The bad news for anyone proficient in the prodigious and glib use of IT industry acronyms, and buzzwords is that fewer and fewer of your customers are likely to understand what you’re talking about, or care. According to research from public relations agency Text 100, approval for an IT purchase can involve up to nine people at the customer organisation and many of those will not come from a technology background.

Admittedly, if they’re from marketing or sales, they should be fluent in jargon, but it’s likely to be a different dialect and in the absence of any universally accepted translation software, it might make more sense to try and talk to these people in a language that (theoretically) they understand and you can speak.

This may well prove traumatic for those English-speaking people who have managed to avoid using it for most of their working career, but I suspect that if they take their time and are treated with care and consideration they could be assimilated into the wider English-speaking world fairly quickly.

Text 100 might want to go on a refresher course too judging by the company’s willingness to produce a sentence that begins with the words “Decision makers reach out to a range of online and offline channels”. You can reach out to someone and they might be there (as The Four Tops promised they would) or you can “reach out and touch somebody’s hand” and “make this world a better place if you can” (thank you, Diana Ross) but you can’t really reach out to channels, online or offline.

Anyway, Text 100 makes a good point in advising resellers to become actively involved with online channels, such as forums and social networks, because customers are “increasingly turning to these channels when making their purchase decision”. It claims more and more customers are starting to use “the online dimension” as part of their research process, in addition to word-of-mouth (not in jargon) and peer recommendations.

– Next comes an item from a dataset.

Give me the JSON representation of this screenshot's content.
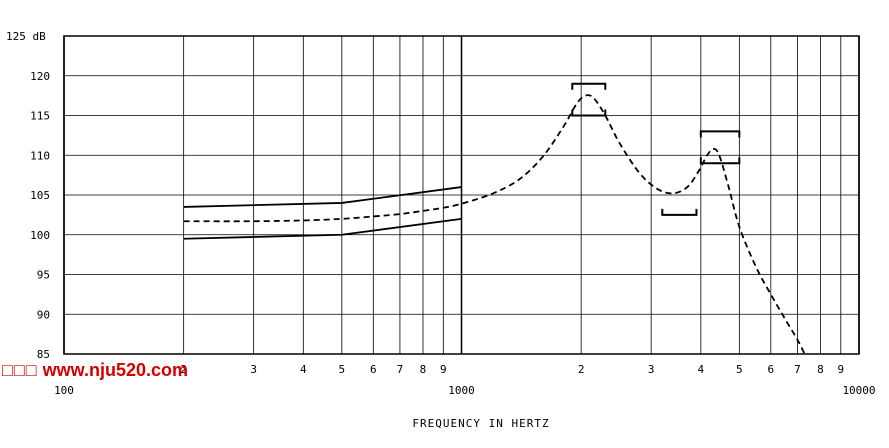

It’s probably worth pointing out that such online channels should be presented in clear and concise language rather than splattered and disfigured with incomprehensible technologese. It may well be that forcing companies to present themselves online in ways that eschew the lazy option of regurgitating unappetising chunks of jargon could help them reconsider how they talk to people about themselves in the real world (and no, that’s not “the offline world”, as Text 100 would have it). Wouldn’t that be something?